Export nach Libyen: Die Feinheiten machen den Unterschied

Internationales

Export nach Libyen: Die Samawat GmbH

Tamim Fannoush mit Karin Noetzel, Bremeninvest
Tamim Fannoush mit Karin Noetzel, Bremeninvest © Frank Pusch

Die Samawat GmbH ist spezialisiert auf den Export und Fracht nach Libyen. Das Bremer Unternehmen kennt sich mit der Logistik und der Infrastruktur vor Ort bestens aus. Wichtige Faktoren, um erfolgreich Handel zu betreiben mit dem nordafrikanischen Land.

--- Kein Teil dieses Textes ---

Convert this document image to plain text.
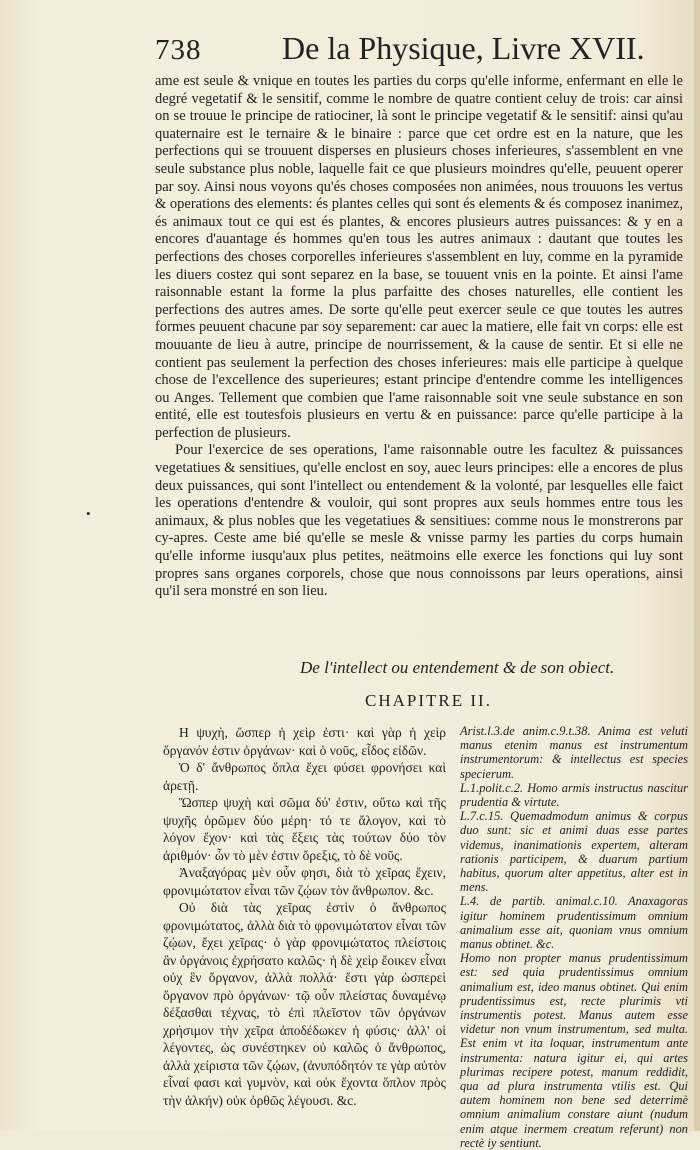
738	De la Physique, Livre XVII.

ame est seule & vnique en toutes les parties du corps qu'elle informe, enfermant en elle le degré vegetatif & le sensitif, comme le nombre de quatre contient celuy de trois: car ainsi on se trouue le principe de ratiociner, là sont le principe vegetatif & le sensitif: ainsi qu'au quaternaire est le ternaire & le binaire : parce que cet ordre est en la nature, que les perfections qui se trouuent disperses en plusieurs choses inferieures, s'assemblent en vne seule substance plus noble, laquelle fait ce que plusieurs moindres qu'elle, peuuent operer par soy. Ainsi nous voyons qu'és choses composées non animées, nous trouuons les vertus & operations des elements: és plantes celles qui sont és elements & és composez inanimez, és animaux tout ce qui est és plantes, & encores plusieurs autres puissances: & y en a encores d'auantage és hommes qu'en tous les autres animaux : dautant que toutes les perfections des choses corporelles inferieures s'assemblent en luy, comme en la pyramide les diuers costez qui sont separez en la base, se touuent vnis en la pointe. Et ainsi l'ame raisonnable estant la forme la plus parfaitte des choses naturelles, elle contient les perfections des autres ames. De sorte qu'elle peut exercer seule ce que toutes les autres formes peuuent chacune par soy separement: car auec la matiere, elle fait vn corps: elle est mouuante de lieu à autre, principe de nourrissement, & la cause de sentir. Et si elle ne contient pas seulement la perfection des choses inferieures: mais elle participe à quelque chose de l'excellence des superieures; estant principe d'entendre comme les intelligences ou Anges. Tellement que combien que l'ame raisonnable soit vne seule substance en son entité, elle est toutesfois plusieurs en vertu & en puissance: parce qu'elle participe à la perfection de plusieurs.

Pour l'exercice de ses operations, l'ame raisonnable outre les facultez & puissances vegetatiues & sensitiues, qu'elle enclost en soy, auec leurs principes: elle a encores de plus deux puissances, qui sont l'intellect ou entendement & la volonté, par lesquelles elle faict les operations d'entendre & vouloir, qui sont propres aux seuls hommes entre tous les animaux, & plus nobles que les vegetatiues & sensitiues: comme nous le monstrerons par cy-apres. Ceste ame bié qu'elle se mesle & vnisse parmy les parties du corps humain qu'elle informe iusqu'aux plus petites, neätmoins elle exerce les fonctions qui luy sont propres sans organes corporels, chose que nous connoissons par leurs operations, ainsi qu'il sera monstré en son lieu.

•
De l'intellect ou entendement & de son obiect.
CHAPITRE II.

Η ψυχὴ, ὥσπερ ἡ χεὶρ ἐστι· καὶ γὰρ ἡ χεὶρ ὄργανόν ἐστιν ὀργάνων· καὶ ὁ νοῦς, εἶδος εἰδῶν.

Ὁ δ' ἄνθρωπος ὅπλα ἔχει φύσει φρονήσει καὶ ἀρετῇ.

Ὥσπερ ψυχὴ καὶ σῶμα δύ' ἐστιν, οὕτω καὶ τῆς ψυχῆς ὁρῶμεν δύο μέρη· τό τε ἄλογον, καὶ τὸ λόγον ἔχον· καὶ τὰς ἕξεις τὰς τούτων δύο τὸν ἀριθμόν· ὧν τὸ μὲν ἐστιν ὄρεξις, τὸ δὲ νοῦς.

Ἀναξαγόρας μὲν οὖν φησι, διὰ τὸ χεῖρας ἔχειν, φρονιμώτατον εἶναι τῶν ζῴων τὸν ἄνθρωπον. &c.

Οὐ διὰ τὰς χεῖρας ἐστὶν ὁ ἄνθρωπος φρονιμώτατος, ἀλλὰ διὰ τὸ φρονιμώτατον εἶναι τῶν ζῴων, ἔχει χεῖρας· ὁ γὰρ φρονιμώτατος πλείστοις ἂν ὀργάνοις ἐχρήσατο καλῶς· ἡ δὲ χεὶρ ἔοικεν εἶναι οὐχ ἓν ὄργανον, ἀλλὰ πολλά· ἔστι γὰρ ὡσπερεὶ ὄργανον πρὸ ὀργάνων· τῷ οὖν πλείστας δυναμένῳ δέξασθαι τέχνας, τὸ ἐπὶ πλεῖστον τῶν ὀργάνων χρήσιμον τὴν χεῖρα ἀποδέδωκεν ἡ φύσις· ἀλλ' οἱ λέγοντες, ὡς συνέστηκεν οὐ καλῶς ὁ ἄνθρωπος, ἀλλὰ χείριστα τῶν ζῴων, (ἀνυπόδητόν τε γὰρ αὐτὸν εἶναί φασι καὶ γυμνὸν, καὶ οὐκ ἔχοντα ὅπλον πρὸς τὴν ἀλκήν) οὐκ ὀρθῶς λέγουσι. &c.

Arist.l.3.de anim.c.9.t.38. Anima est veluti manus etenim manus est instrumentum instrumentorum: & intellectus est species specierum.

L.1.polit.c.2. Homo armis instructus nascitur prudentia & virtute.

L.7.c.15. Quemadmodum animus & corpus duo sunt: sic et animi duas esse partes videmus, inanimationis expertem, alteram rationis participem, & duarum partium habitus, quorum alter appetitus, alter est in mens.

L.4. de partib. animal.c.10. Anaxagoras igitur hominem prudentissimum omnium animalium esse ait, quoniam vnus omnium manus obtinet. &c.

Homo non propter manus prudentissimum est: sed quia prudentissimus omnium animalium est, ideo manus obtinet. Qui enim prudentissimus est, recte plurimis vti instrumentis potest. Manus autem esse videtur non vnum instrumentum, sed multa. Est enim vt ita loquar, instrumentum ante instrumenta: natura igitur ei, qui artes plurimas recipere potest, manum reddidit, qua ad plura instrumenta vtilis est. Qui autem hominem non bene sed deterrimè omnium animalium constare aiunt (nudum enim atque inermem creatum referunt) non rectè iy sentiunt.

Tamim Fannoush ist eine wahre Frohnatur – der Libyer trägt stets ein Lächeln auf den Lippen und begrüßt sein Gegenüber mit überwältigender Freundlichkeit. Liegt es vielleicht daran, dass er in seiner Lieblingsstadt lebt? „Bremen ist der beste Ort zum Leben, ich liebe die Stadt. Es ist so ruhig, das Weserufer schön – ich fühle mich hier willkommen“, freut sich Fannoush. Seit knapp einem Jahr wohnt er in der Hansestadt, hat neben Geschäftskontakten auch viele Freunde hier gefunden.

Von hier aus führt er die Samawat GmbH, die mit Gründungsdatum Februar 2019 heute bereits zwei Angestellte beschäftigt. Das Unternehmen ist spezialisiert auf Logistik im Libyengeschäft. Neben dem Bremer Unternehmen führt Gründer Fannoush außerdem in der libyschen Hauptstadt Tripolis die Samawat Maritime LLC – das Unternehmen konzentriert sich auf den Import von Container- und Projektladung und beschäftigt dort zwölf Angestellte.

Libysche Wirtschaft: Zwischen Wachstum und Unruhen

Obwohl Libyen fünfmal so groß wie Deutschland ist, leben dort nur 6,5 Millionen Menschen. Als Land mit den größten Erdölreserven Afrikas ist die Energiebranche der wichtigste Wirtschaftssektor. Die inneren Unruhen durch den lange anhaltenden Bürgerkrieg wirkten sich stark auf das Wirtschaftswachstum in den vergangenen Jahren aus. Während das Land 2018 noch um mehr als 15 Prozent wuchs, waren es 2019 nur noch knapp über zwei Prozent. Künftig rechnen Prognosen aber mit einem erneut starken Wachstum, an dem die kürzlich verhandelte Waffenruhe zwischen den Konfliktparteien ihren Anteil haben könnte.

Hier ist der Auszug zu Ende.